Interviews

AI misuse report

by Mark Rowe

Could a ‘service robot’ be hacked from afar to carry out an attack indoors – undeterred by smoke or darkness? Might a terrorist repurpose a commercial AI system, such as a cleaning robot, to carry out an assassination? Could cyber criminals use AI techniques to automate various tasks, such as dialogue with victims of ransomware? Might AI be used for social engineering – using victims’ online information to automatically generate custom malicious websites, emails or links they would be likely to click on, sent from addresses that impersonate their real contacts, using a writing style that mimics those contacts? How about fake news – highly realistic videos are made of state leaders seeming to make inflammatory comments they never actually made? These are among the scenarios in a report on how AI could be misused; and what how we might counter such misuses.

Artificial intelligence (AI) could be used by rogue states, criminals, and terrorists, says a report by academics and researchers in the field. The 101-page downloadable report – The Malicious Use of Artificial Intelligence: Forecasting, Prevention, and Mitigation – points to three ‘domains’: digital, physical and political security. To take them in order:

The use of AI to automate tasks involved in carrying out cyberattacks will alleviate the tradeoff between the scale and efficacy of attacks. This may expand the threat associated with labour-intensive cyberattacks (such as spear phishing). The report’s UK and US authors also expect novel attacks that exploit human vulnerabilities (such as the use of speech synthesis for impersonation), software vulnerabilities (through automated hacking), or the vulnerabilities
of AI systems (‘data poisoning’, for example).

In the physical world, we could see the use of AI to automate tasks involved in carrying out attacks with drones and other physical systems (such as through the deployment of autonomous weapons systems).
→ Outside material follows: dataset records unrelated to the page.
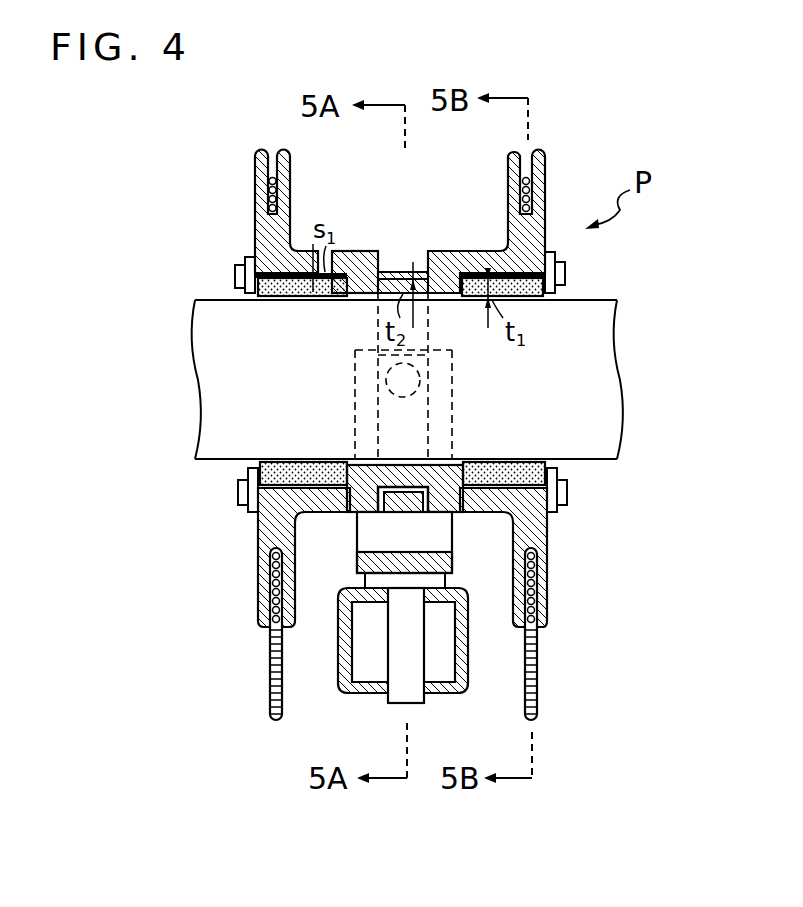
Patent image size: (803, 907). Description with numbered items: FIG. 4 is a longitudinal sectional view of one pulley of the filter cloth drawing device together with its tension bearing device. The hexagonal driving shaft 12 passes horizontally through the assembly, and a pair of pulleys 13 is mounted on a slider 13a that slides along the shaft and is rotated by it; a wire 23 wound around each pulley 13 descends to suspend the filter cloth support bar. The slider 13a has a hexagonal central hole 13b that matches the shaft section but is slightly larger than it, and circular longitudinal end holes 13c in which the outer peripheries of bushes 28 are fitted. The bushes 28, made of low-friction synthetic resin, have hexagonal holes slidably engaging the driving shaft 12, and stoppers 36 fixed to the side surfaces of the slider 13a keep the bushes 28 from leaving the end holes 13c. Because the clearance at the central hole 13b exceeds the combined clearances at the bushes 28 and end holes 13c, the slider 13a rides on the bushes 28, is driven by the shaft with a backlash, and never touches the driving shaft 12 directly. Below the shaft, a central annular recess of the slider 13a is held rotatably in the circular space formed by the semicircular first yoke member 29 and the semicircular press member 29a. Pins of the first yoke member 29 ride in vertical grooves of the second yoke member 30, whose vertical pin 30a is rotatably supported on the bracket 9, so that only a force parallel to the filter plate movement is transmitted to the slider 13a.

The bracket 9 is at (338, 640).
The driving shaft 12 is at (616, 367).
The pulley 13 is at (255, 178).
The slider 13a is at (372, 250).
The central hole 13b is at (370, 300).
The longitudinal end hole 13c is at (270, 250).
The wire 23 is at (538, 662).
The bush 28 is at (275, 300).
The first yoke member 29 is at (403, 521).
The press member 29a is at (403, 270).
The second yoke member 30 is at (368, 533).
The pin 30a is at (418, 650).
The stopper 36 is at (548, 290).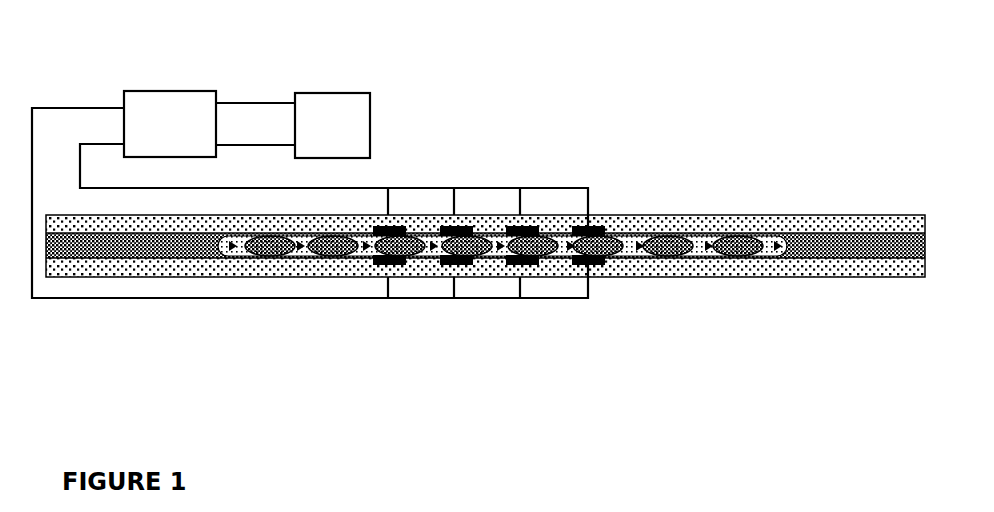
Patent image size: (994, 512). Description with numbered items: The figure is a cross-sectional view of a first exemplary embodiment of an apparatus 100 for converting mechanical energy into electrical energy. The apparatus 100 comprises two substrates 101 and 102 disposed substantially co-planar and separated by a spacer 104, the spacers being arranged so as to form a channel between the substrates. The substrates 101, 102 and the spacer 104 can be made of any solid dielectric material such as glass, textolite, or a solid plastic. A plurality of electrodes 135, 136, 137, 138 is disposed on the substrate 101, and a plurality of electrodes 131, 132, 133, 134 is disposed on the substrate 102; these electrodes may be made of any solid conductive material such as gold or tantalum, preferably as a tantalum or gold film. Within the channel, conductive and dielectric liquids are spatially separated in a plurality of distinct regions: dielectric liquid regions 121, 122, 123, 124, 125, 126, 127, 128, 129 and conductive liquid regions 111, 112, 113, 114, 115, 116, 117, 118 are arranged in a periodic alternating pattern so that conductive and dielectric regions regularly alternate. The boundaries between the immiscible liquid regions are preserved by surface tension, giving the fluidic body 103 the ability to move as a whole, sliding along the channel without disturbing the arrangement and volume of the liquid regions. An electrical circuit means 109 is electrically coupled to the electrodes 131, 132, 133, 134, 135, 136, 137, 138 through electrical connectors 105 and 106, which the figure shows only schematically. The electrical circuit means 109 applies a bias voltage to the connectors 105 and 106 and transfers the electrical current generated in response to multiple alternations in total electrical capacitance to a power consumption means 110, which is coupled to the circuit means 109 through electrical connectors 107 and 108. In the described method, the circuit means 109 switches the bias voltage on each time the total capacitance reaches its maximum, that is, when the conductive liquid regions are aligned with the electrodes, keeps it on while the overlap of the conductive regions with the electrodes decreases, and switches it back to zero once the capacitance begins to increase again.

The apparatus 100 is at (840, 44).
The substrate 101 is at (797, 208).
The substrate 102 is at (92, 289).
The fluidic body 103 is at (217, 253).
The spacer 104 is at (822, 247).
The electrical connector 105 is at (369, 184).
The electrical connector 106 is at (60, 95).
The electrical connector 107 is at (245, 97).
The electrical connector 108 is at (243, 137).
The electrical circuit means 109 is at (197, 87).
The power consumption means 110 is at (378, 85).
The conductive liquid region 111 is at (270, 250).
The conductive liquid region 112 is at (333, 250).
The conductive liquid region 113 is at (400, 250).
The conductive liquid region 114 is at (467, 250).
The conductive liquid region 115 is at (533, 250).
The conductive liquid region 116 is at (598, 250).
The conductive liquid region 117 is at (668, 250).
The conductive liquid region 118 is at (738, 250).
The dielectric liquid region 121 is at (233, 252).
The dielectric liquid region 122 is at (300, 252).
The dielectric liquid region 123 is at (366, 252).
The dielectric liquid region 124 is at (433, 252).
The dielectric liquid region 125 is at (500, 252).
The dielectric liquid region 126 is at (571, 252).
The dielectric liquid region 127 is at (640, 252).
The dielectric liquid region 128 is at (708, 252).
The dielectric liquid region 129 is at (778, 252).
The electrode 131 is at (389, 265).
The electrode 132 is at (456, 265).
The electrode 133 is at (522, 265).
The electrode 134 is at (588, 265).
The electrode 135 is at (396, 222).
The electrode 136 is at (468, 222).
The electrode 137 is at (538, 222).
The electrode 138 is at (608, 222).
Also we can expect novel attacks that subvert cyber-physical systems (causing autonomous vehicles to crash, for example) or involve physical systems that it would be infeasible to direct remotely (such as a swarm of thousands of micro-drones).
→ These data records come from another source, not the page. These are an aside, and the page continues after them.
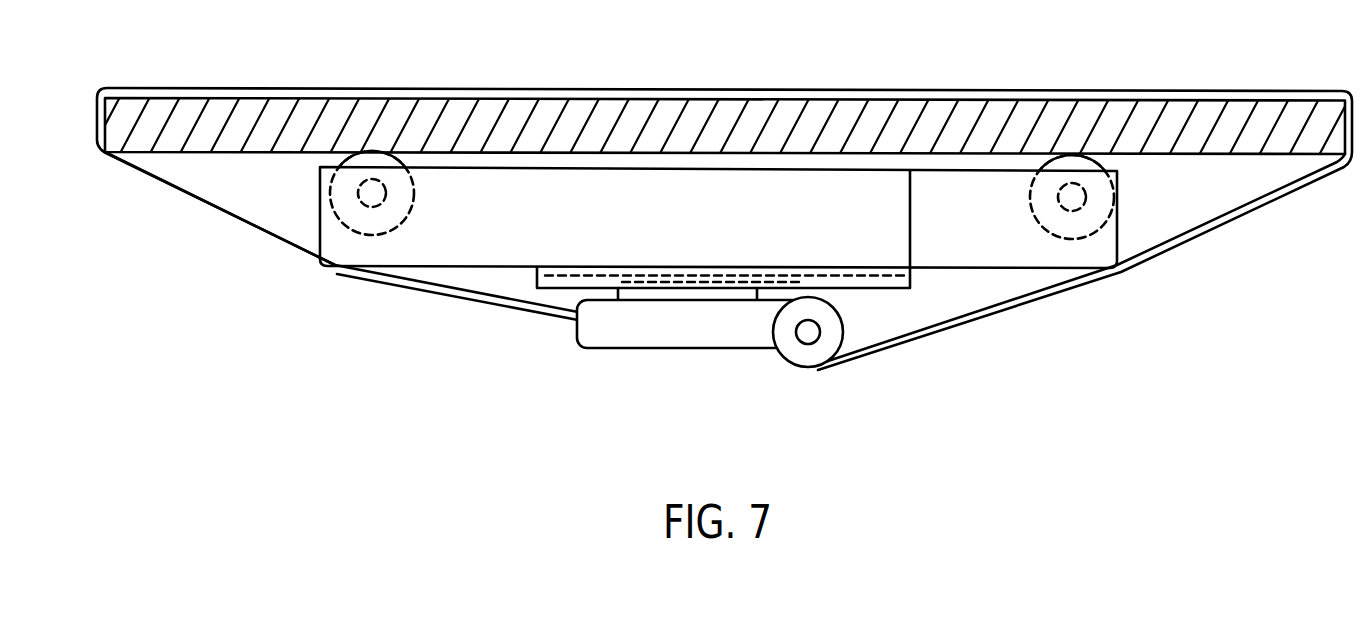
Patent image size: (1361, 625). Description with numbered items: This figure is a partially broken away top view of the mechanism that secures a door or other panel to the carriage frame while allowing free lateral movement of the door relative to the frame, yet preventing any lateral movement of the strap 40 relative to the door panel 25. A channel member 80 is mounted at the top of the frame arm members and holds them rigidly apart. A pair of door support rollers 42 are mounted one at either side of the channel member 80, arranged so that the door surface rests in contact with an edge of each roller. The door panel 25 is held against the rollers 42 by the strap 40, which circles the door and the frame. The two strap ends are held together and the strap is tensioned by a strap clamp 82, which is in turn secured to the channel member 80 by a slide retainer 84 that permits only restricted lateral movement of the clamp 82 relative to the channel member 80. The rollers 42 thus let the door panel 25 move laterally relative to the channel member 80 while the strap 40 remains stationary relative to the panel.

The door panel 25 is at (683, 118).
The strap 40 is at (913, 92).
The door support rollers 42 is at (362, 158).
The channel member 80 is at (500, 233).
The strap clamp 82 is at (730, 328).
The slide retainer 84 is at (883, 287).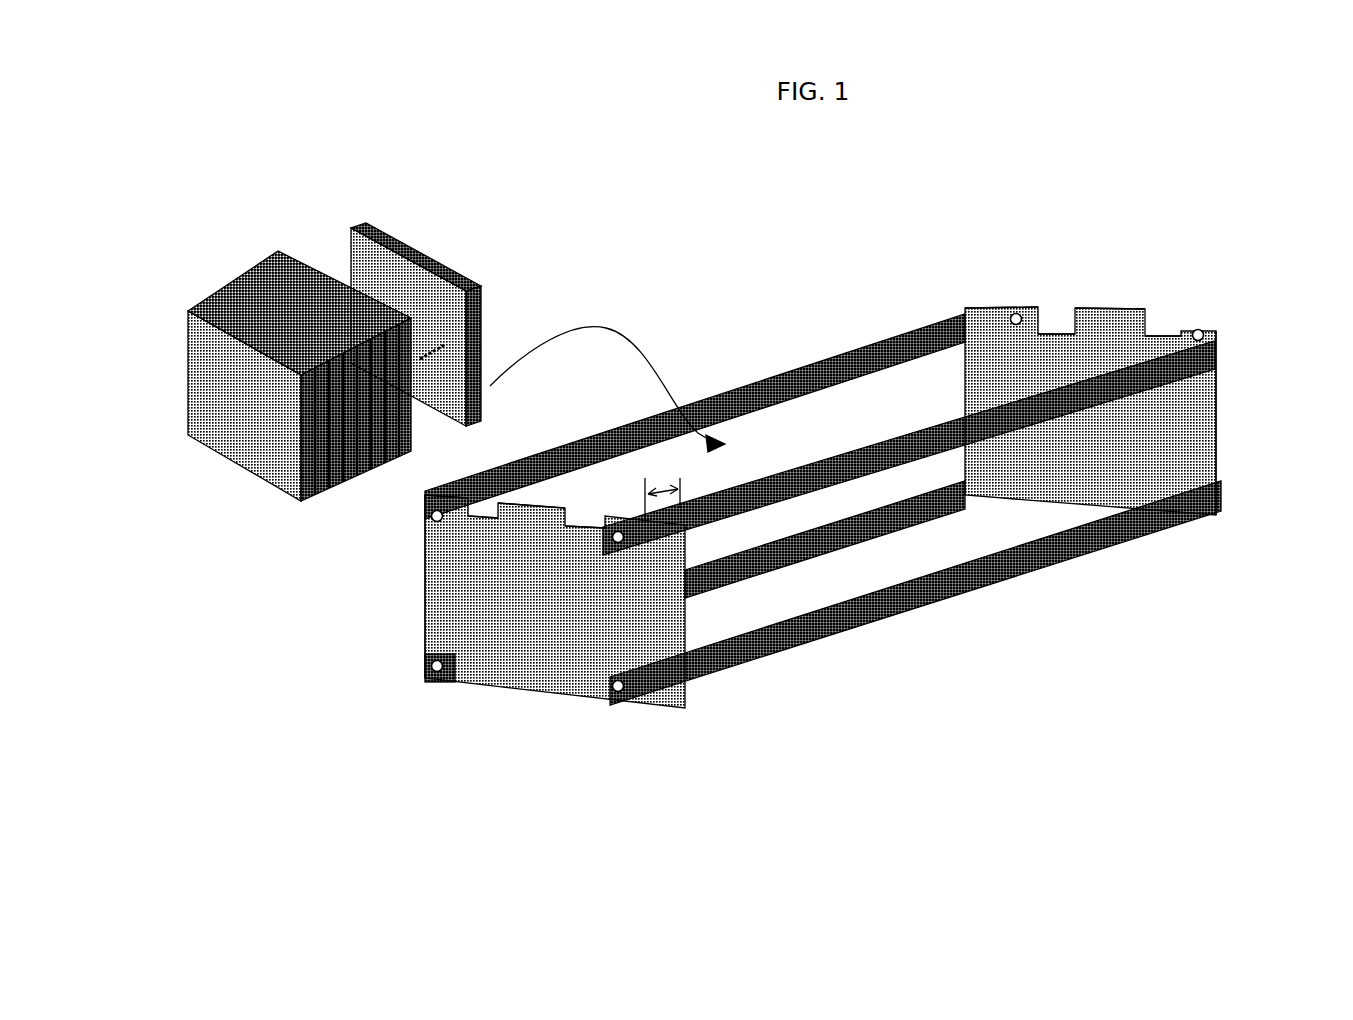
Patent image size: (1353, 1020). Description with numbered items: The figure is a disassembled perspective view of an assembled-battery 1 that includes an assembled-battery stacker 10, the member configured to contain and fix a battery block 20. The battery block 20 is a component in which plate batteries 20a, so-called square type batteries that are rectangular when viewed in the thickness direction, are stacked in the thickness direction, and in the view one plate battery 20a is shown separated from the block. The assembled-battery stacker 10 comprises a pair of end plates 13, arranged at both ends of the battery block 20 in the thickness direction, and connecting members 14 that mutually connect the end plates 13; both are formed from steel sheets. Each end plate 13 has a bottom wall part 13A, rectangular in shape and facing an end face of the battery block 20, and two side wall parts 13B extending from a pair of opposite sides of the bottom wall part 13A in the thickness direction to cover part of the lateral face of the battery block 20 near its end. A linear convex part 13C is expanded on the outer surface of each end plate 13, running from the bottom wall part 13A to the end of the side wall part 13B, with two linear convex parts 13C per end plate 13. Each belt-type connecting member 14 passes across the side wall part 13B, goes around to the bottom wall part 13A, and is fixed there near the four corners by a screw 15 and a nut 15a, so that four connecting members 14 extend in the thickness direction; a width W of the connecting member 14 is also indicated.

As for politics use of AI could automate tasks involved in surveillance (analysing mass-collected data), persuasion (targeted propaganda), and deception (manipulating videos). That may mean threats of privacy invasion and social manipulation. AI may mean an improved capacity to analyse human behaviours, moods, and beliefs on the basis of data. That may be of use to authoritarian states, but may also undermine the ability of democracies to sustain truthful public debates.

Comments

Miles Brundage, Research Fellow at Oxford University’s Future of Humanity Institute, said: “AI will alter the landscape of risk for citizens, organisations and states – whether it’s criminals training machines to hack or ‘phish’ at human levels of performance or privacy-eliminating surveillance, profiling and repression – the full range of impacts on security is vast.

“It is often the case that AI systems don’t merely reach human levels of performance but significantly surpass it. It is troubling, but necessary, to consider the implications of superhuman hacking, surveillance, persuasion, and physical target identification, as well as AI capabilities that are subhuman but nevertheless much more scalable than human labour.”
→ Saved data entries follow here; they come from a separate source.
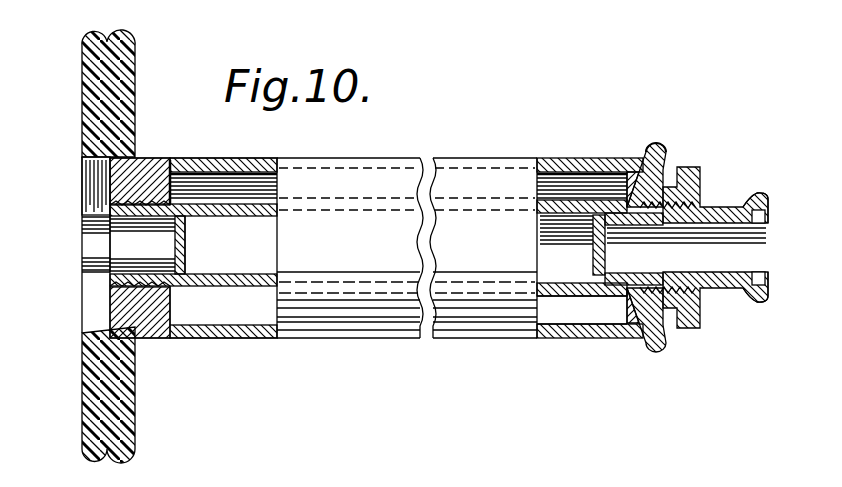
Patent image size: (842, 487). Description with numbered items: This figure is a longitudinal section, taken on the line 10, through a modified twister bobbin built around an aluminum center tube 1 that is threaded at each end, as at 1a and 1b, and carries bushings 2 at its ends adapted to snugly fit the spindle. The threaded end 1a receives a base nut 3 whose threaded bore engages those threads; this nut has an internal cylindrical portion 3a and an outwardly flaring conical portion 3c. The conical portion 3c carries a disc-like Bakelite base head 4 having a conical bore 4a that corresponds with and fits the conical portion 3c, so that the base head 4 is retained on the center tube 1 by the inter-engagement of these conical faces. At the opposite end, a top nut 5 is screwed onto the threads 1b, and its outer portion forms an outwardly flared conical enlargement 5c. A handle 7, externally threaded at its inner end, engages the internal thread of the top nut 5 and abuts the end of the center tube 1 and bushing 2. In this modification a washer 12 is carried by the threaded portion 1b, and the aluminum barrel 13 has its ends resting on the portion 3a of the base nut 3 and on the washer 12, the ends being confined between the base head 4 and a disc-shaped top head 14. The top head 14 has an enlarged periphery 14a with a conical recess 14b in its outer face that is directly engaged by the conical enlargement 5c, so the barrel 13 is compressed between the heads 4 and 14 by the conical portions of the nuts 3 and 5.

The center tube 1 is at (252, 275).
The threaded end 1a is at (142, 292).
The threaded end 1b is at (640, 292).
The bushing 2 is at (156, 257).
The base nut 3 is at (147, 305).
The internal cylindrical portion 3a is at (160, 158).
The conical portion 3c is at (135, 160).
The base head 4 is at (113, 62).
The conical bore 4a is at (86, 153).
The top nut 5 is at (673, 162).
The conical enlargement 5c is at (680, 337).
The handle 7 is at (707, 208).
The section line 10 is at (431, 17).
The washer 12 is at (622, 190).
The barrel 13 is at (457, 161).
The top head 14 is at (647, 153).
The enlarged periphery 14a is at (697, 123).
The conical recess 14b is at (650, 346).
Dr Seán Ó hÉigeartaigh, Executive Director of Cambridge University’s Centre for the Study of Existential Risk, called AI a ‘game changer’: “For many decades hype outstripped fact in terms of AI and machine learning. No longer. This report looks at the practices that just don’t work anymore – and suggests broad approaches that might help: for example, how to design software and hardware to make it less hackable – and what type of laws and international regulations might work in tandem with this.”